Na trincheira dos juros
Por Notas & Informações / O ESTADÃO DE SP
Por unanimidade, o Comitê de Política Monetária (Copom) do Banco Central (BC) reduziu a taxa básica de juros, a Selic, em 0,25 ponto porcentual, para 14,5% ao ano, em reunião concluída em 29 de abril. A harmonia dos membros do comitê em relação à magnitude do corte, que veio de acordo com o esperado pelo mercado financeiro, contrasta com o que se viu nos EUA.
Por lá, o Fed (banco central americano) também adotou a decisão que era aguardada e manteve a taxa de juros de referência entre 3,5% e 3,75%, mas de forma totalmente dividida. A maioria do colegiado optou pela manutenção dos juros, mas também houve quem votasse por um comunicado sem sinalização de cortes futuros e quem tenha deliberado por uma queda da taxa já agora. Desde que retornou à Casa Branca, o presidente Donald Trump vem constrangendo publicamente o banco dos EUA a cortar os juros na marra. Por ora, ele foi bem sucedido em instalar a discórdia entre os membros do colegiado. A influência do presidente pode vir a crescer, porém, já que o atual presidente do Fed, um dos alvos preferenciais da ira do republicano, está de saída.

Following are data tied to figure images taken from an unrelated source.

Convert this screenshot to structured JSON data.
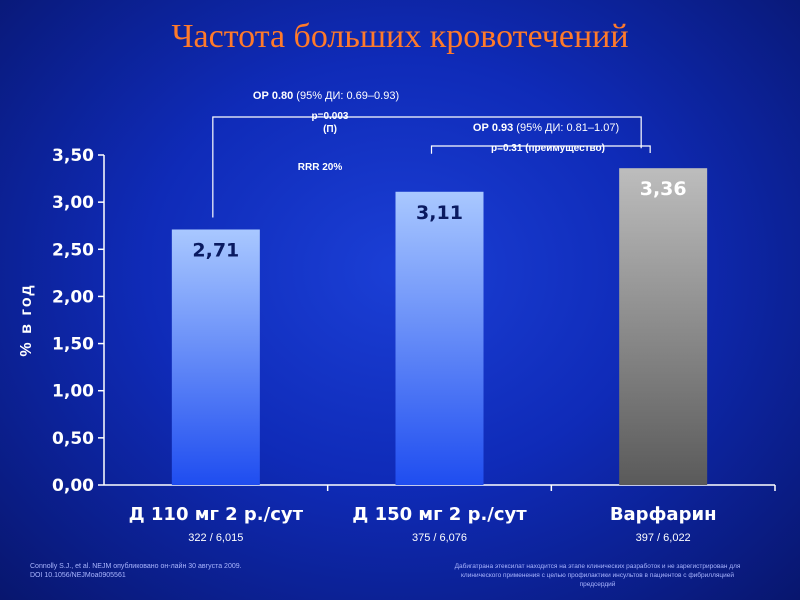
{
  "slide": {
    "title": "Частота больших кровотечений",
    "footnote_left": [
      "Connolly S.J., et al. NEJM опубликовано он-лайн 30 августа 2009.",
      "DOI 10.1056/NEJMoa0905561"
    ],
    "footnote_right": [
      "Дабигатрана этексилат находится на этапе клинических разработок и не зарегистрирован для",
      "клинического применения с целью профилактики инсультов в пациентов с фибрилляцией",
      "предсердий"
    ]
  },
  "colors": {
    "title": "#ff7a2a",
    "bar_blue_top": "#a9c8ff",
    "bar_blue_bottom": "#1f4df0",
    "bar_gray_top": "#bdbdbd",
    "bar_gray_bottom": "#5a5a5a",
    "text": "#ffffff"
  },
  "chart_data": {
    "type": "bar",
    "categories": [
      "Д 110 мг 2 р./сут",
      "Д 150 мг 2 р./сут",
      "Варфарин"
    ],
    "sublabels": [
      "322 / 6,015",
      "375 / 6,076",
      "397 / 6,022"
    ],
    "values": [
      2.71,
      3.11,
      3.36
    ],
    "value_labels": [
      "2,71",
      "3,11",
      "3,36"
    ],
    "bar_colors": [
      "blue",
      "blue",
      "gray"
    ],
    "ylabel": "% в год",
    "ylim": [
      0,
      3.5
    ],
    "yticks": [
      "0,00",
      "0,50",
      "1,00",
      "1,50",
      "2,00",
      "2,50",
      "3,00",
      "3,50"
    ],
    "annotations": {
      "comparison1": {
        "or_bold": "ОР 0.80",
        "or_rest": " (95% ДИ: 0.69–0.93)",
        "p_line1": "p=0.003",
        "p_line2": "(П)",
        "rrr": "RRR 20%"
      },
      "comparison2": {
        "or_bold": "ОР 0.93",
        "or_rest": " (95% ДИ: 0.81–1.07)",
        "p_line": "p=0.31 (преимущество)"
      }
    }
  }
}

Já aqui, a despeito do fato de que a gestão de Luiz Inácio Lula da Silva, tal qual a de Trump, também pressiona por juros mais baixos, o BC tem se mostrado estritamente técnico e unido no combate à inflação. A coesão na tomada de decisões é um sinal importante no que diz respeito à formação de expectativas. Uma autoridade monetária que emite sinais contraditórios causa perturbações desnecessárias no mercado. Tudo isso é ainda mais importante no momento em que o cenário para a determinação dos juros tornou-se especialmente mais complexo.
Como destacou o próprio Banco Central no comunicado sobre o corte recente da Selic, o ambiente para a calibragem da política monetária no Brasil é extremamente desafiador. Por um lado, a atividade econômica do País, por força dos juros elevados já há bastante tempo, vem desacelerando, como era de se esperar. Por outro, no entanto, o prolongamento do conflito no Oriente Médio amplia o estrangulamento sobre a cadeia de fornecimento global de petróleo e derivados, alimentando a inflação.

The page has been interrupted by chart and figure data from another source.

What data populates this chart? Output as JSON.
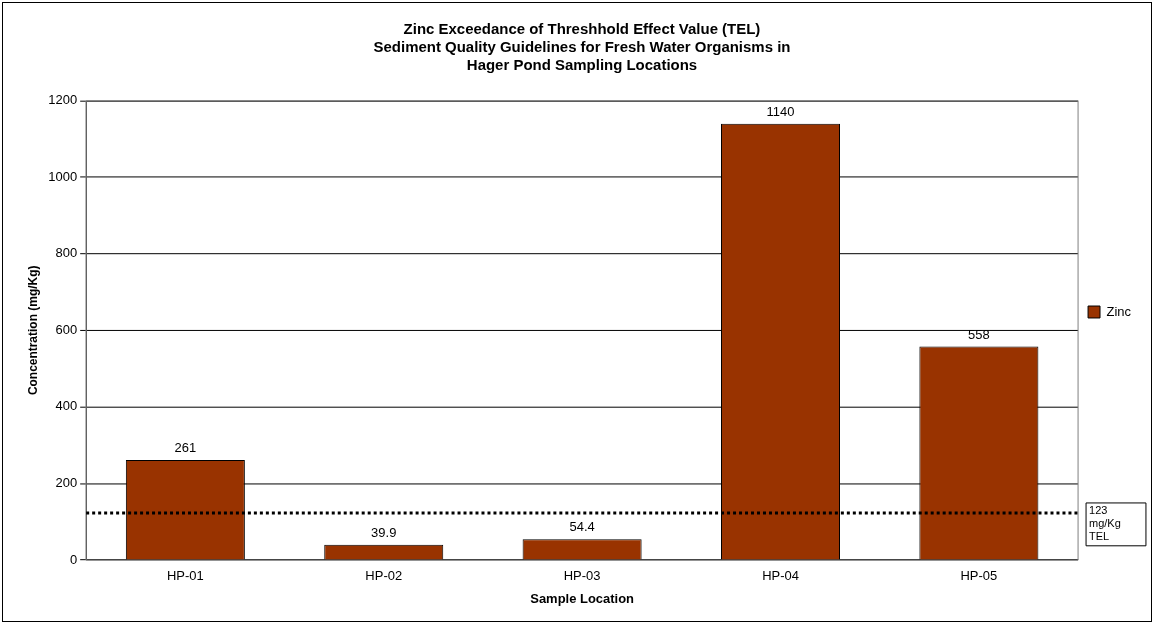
{
  "chart_data": {
    "type": "bar",
    "title": "Zinc Exceedance of Threshhold Effect Value (TEL)\nSediment Quality Guidelines for Fresh Water Organisms in\nHager Pond Sampling Locations",
    "xlabel": "Sample Location",
    "ylabel": "Concentration (mg/Kg)",
    "categories": [
      "HP-01",
      "HP-02",
      "HP-03",
      "HP-04",
      "HP-05"
    ],
    "series": [
      {
        "name": "Zinc",
        "color": "#993300",
        "values": [
          261,
          39.9,
          54.4,
          1140,
          558
        ]
      }
    ],
    "ylim": [
      0,
      1200
    ],
    "yticks": [
      0,
      200,
      400,
      600,
      800,
      1000,
      1200
    ],
    "grid": "y",
    "legend": "right",
    "data_labels": true,
    "ref_lines": [
      {
        "axis": "y",
        "value": 123,
        "label": "123 mg/Kg TEL",
        "line_style": "dotted",
        "color": "#000000"
      }
    ]
  }
}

“Neste momento, as projeções de inflação apresentam distanciamento adicional em relação à meta no horizonte relevante para a política monetária”, enfatiza o BC.
Em função disso, instituições financeiras, que antes previam que a Selic encerraria 2026 no patamar de 13%, já começaram a rever suas projeções e estimam que os juros devem encerrar o ano entre 13,25% e 13,5%. É o mais provável, embora o comunicado do BC não ofereça muitas pistas sobre os próximos passos. O que o comunicado faz, além de descrever o efeito da política contracionista sobre a atividade econômica e as projeções de inflação elevada, é sinalizar que “segue acompanhando como os desenvolvimentos da política fiscal doméstica impactam a política monetária e os ativos financeiros”.
No fim, o que o BC fez foi comprar tempo para ter mais serenidade quando voltar a deliberar sobre a Selic, já no mês que vem.